Important questions concerning the validity and ethics of genetic testing

However well intentioned, could these genetic testing programs actually be the beginning of eugenics programs where valid human workers are separated from "invalids" as seen in the movie GATTACA?

Is genetic testing even a legitimate model for predicting metabolic conditions like diabetes and heart disease anyway?

Since genes are influenced by so many environmental factors throughout one's life, how can one's DNA at birth or at any time during their life be the ultimate deciding factor for their disease risk factor the rest of their life?

Shouldn't wellness programs look at environmental exposures and employee habits before they rely on genetic testing as the excuse for the health problems?

How can we rely on the validity and wherewithal of genetic testing alone if the average infant's genes are influenced by multiple injections of toxins like mercury preservative and aluminum adjuvant from vaccines?

If the study of epigenetics shows that these toxic elements influence a person's DNA, then how can we blame heredity on any kind of disease that shows up in a person's life?

Six large companies about to begin genetic testing of employees

Genetic testing of employees has other hurdles to cross as well. Will employees want to share sensitive heredity and health information with their employer? Everyone has a right to their own privacy. Will privacy be neglected as medical research prepares the population for soft core eugenics programs?

Health insurer Aetna and Newtopia from Canada are already taking strides to create personalized health improvement programs that require physicals and blood tests to determine an employee's risk for certain metabolic syndromes. While the programs aim to eliminate heart disease, stroke and diabetes, they are now incorporating genetic testing into the mix. The tests attempt to analyze bands of genes that may express an employee's likelihood to eat compulsively or whether their body is able to process carbohydrates or fats.

Is genetic testing useful and helpful for individuals or is it just a way to micromanage who is worthy to work in a perfect society and who is not fit or "invalid?"

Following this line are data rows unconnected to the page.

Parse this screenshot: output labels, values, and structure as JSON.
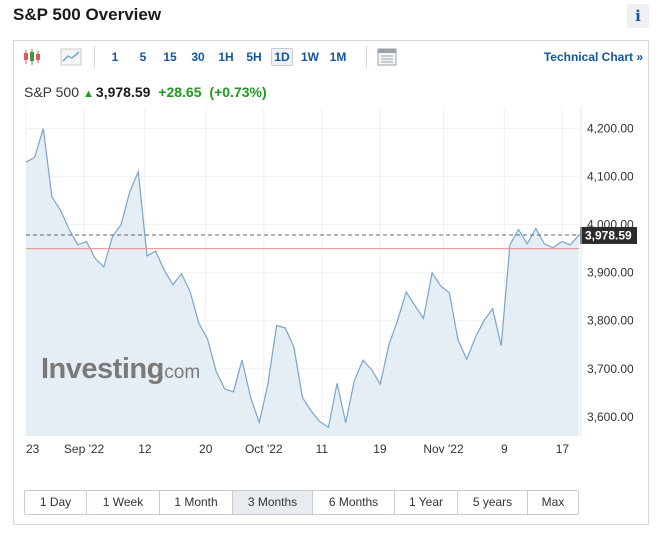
{
  "page": {
    "title": "S&P 500 Overview",
    "info_label": "i"
  },
  "toolbar": {
    "intervals": [
      "1",
      "5",
      "15",
      "30",
      "1H",
      "5H",
      "1D",
      "1W",
      "1M"
    ],
    "active_interval": "1D",
    "technical_chart_label": "Technical Chart »"
  },
  "quote": {
    "name": "S&P 500",
    "direction": "up",
    "price": "3,978.59",
    "change": "+28.65",
    "change_pct": "(+0.73%)"
  },
  "colors": {
    "line": "#7aa5cc",
    "fill": "#e5edf5",
    "up": "#1e9a1e",
    "prev_close_line": "#f08c8c",
    "current_dashed": "#666666",
    "link": "#1256a0"
  },
  "watermark": {
    "brand": "Investing",
    "suffix": ".com"
  },
  "range_buttons": [
    "1 Day",
    "1 Week",
    "1 Month",
    "3 Months",
    "6 Months",
    "1 Year",
    "5 years",
    "Max"
  ],
  "active_range": "3 Months",
  "chart_data": {
    "type": "area",
    "y_ticks": [
      "4,200.00",
      "4,100.00",
      "4,000.00",
      "3,900.00",
      "3,800.00",
      "3,700.00",
      "3,600.00"
    ],
    "x_tick_labels": [
      "23",
      "Sep '22",
      "12",
      "20",
      "Oct '22",
      "11",
      "19",
      "Nov '22",
      "9",
      "17"
    ],
    "current_label": "3,978.59",
    "current_value": 3978.59,
    "previous_close_approx": 3950,
    "ylim": [
      3560,
      4220
    ],
    "grid": true,
    "values": [
      4130,
      4140,
      4200,
      4058,
      4030,
      3990,
      3958,
      3965,
      3930,
      3912,
      3975,
      4000,
      4068,
      4110,
      3935,
      3945,
      3905,
      3875,
      3898,
      3860,
      3795,
      3762,
      3695,
      3658,
      3652,
      3718,
      3640,
      3588,
      3668,
      3790,
      3785,
      3745,
      3640,
      3612,
      3590,
      3578,
      3670,
      3588,
      3675,
      3718,
      3698,
      3668,
      3750,
      3800,
      3860,
      3832,
      3805,
      3900,
      3872,
      3858,
      3760,
      3720,
      3765,
      3800,
      3825,
      3748,
      3958,
      3990,
      3960,
      3992,
      3960,
      3952,
      3965,
      3958,
      3978.59
    ]
  }
}
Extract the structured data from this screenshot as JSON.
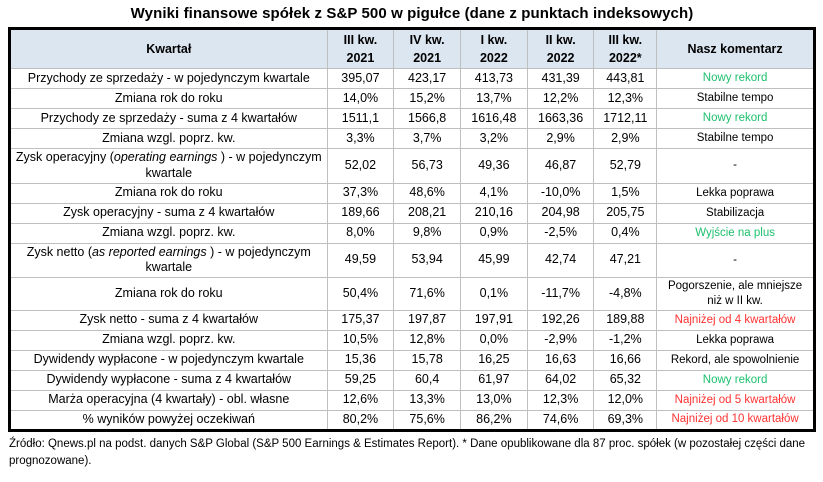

Aetna and Newtopia are going forward with their program and selling it to their six biggest customers who employ the most people. It was tried out on employees for the first time at the Aetna and The Jackson Laboratory, a company in Maine.

One of the first patients was a 335-pound, 53-year-old male maintenance worker whose blood pressure and blood sugar levels had recently shot up.

After looking to the genetic testing for answers, none were found. No connections were made. The failed genetic testing only proved what we already know - that metabolic conditions like diabetes and heart disease can be turned around with discipline in nutrition and exercise.

For the most part, genetic testing of employees will prove to be a waste of resources, as it doesn't get to the heart of metabolic diseases. For now, genetic testing only serves as a precursor to a eugenics society as seen in GATTACA.